At his therapist’s suggestion, BJJ is considering trying to adapt Boucicault’s The Octoroon. Lo and behold, the primary source’s playwright then shows up onstage as well, none too happy about his diminished standing in theatrical history. Soon, both writers have cast themselves in The Octoroon within An Octoroon—BJJ making himself up in whiteface to play both noble plantation master George and the villainous M’Closky, and Boucicault donning redface to play the “Indian.”
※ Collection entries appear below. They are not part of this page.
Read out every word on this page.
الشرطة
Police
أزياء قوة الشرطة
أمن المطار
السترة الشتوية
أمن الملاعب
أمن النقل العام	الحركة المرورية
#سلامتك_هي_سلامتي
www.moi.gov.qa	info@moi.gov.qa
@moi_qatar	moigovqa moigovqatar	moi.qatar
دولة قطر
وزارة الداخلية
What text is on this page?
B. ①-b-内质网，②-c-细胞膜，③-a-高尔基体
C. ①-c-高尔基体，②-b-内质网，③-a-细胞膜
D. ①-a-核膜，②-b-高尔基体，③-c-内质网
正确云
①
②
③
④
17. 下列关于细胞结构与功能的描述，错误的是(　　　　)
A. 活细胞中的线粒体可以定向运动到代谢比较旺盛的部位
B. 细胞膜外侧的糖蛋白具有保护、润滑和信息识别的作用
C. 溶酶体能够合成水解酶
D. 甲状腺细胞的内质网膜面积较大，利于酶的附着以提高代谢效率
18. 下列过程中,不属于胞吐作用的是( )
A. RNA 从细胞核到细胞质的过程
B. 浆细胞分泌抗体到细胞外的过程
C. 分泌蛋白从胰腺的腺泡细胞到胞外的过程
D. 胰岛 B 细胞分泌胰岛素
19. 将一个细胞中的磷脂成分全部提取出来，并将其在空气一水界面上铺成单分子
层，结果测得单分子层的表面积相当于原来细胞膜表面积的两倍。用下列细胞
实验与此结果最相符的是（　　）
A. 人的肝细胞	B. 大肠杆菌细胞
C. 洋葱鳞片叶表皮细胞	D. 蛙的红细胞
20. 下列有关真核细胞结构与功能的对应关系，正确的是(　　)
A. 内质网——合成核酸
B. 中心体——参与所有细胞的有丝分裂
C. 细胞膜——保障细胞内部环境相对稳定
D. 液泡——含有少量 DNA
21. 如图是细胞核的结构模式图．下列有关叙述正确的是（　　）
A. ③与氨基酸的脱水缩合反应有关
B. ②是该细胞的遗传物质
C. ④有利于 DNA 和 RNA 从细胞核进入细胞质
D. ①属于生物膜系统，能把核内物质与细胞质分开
It’s nearly as impossible to describe the pinballing range of tones that follows in Jacobs-Jenkins’s script as it is to convey how well Definition’s production hits them, mixing gleefully anachronistic mockery of antebellum attitudes (and theatrical conventions) with straight-played pathos that reminds us those attitudes were all too real and are by no means extinct.

I can’t directly compare Definition’s work to An Octoroon’s previous productions in New York, Washington, D.C., London and elsewhere, but I get the impression Smith has dialed down the overt absurdity to good effect. Among the cast, the hardworking Breon Arzell delivers the most compelling performance(s) I’ve yet seen from him pulling triple duty as BJJ, George and M’Closky, while Chicago newcomer Ariel Richardson is devastating as George’s forbidden love Zoe, the “octoroon,” among whose blood “one black drop poisons the rest.” To see her shift seamlessly between sending up her character’s overwrought virtue and playing the very real stakes of Zoe’s dilemma is impressive to say the least.

And it would be a crime not to mention Maya Vinice Prentiss and Sydney Charles’s sly, uproarious tag-team as the house servants Dido and Minnie, present but practically personality-free in Boucicault’s text. In Jacobs-Jenkins’s version, Minnie and Dido are (sort of) the voices of modernity in the antebellum swamp—but even they don’t get to escape the realities of the imaginary construct of race in this challenging, clever, diabolically funny and heartbreaking work.

Definition Theatre Company at Victory Gardens Biograph Theater. By Branden Jacobs-Jenkins. Directed by Chuck Smith. With ensemble cast. Running time: 2hrs 25mins; one intermission.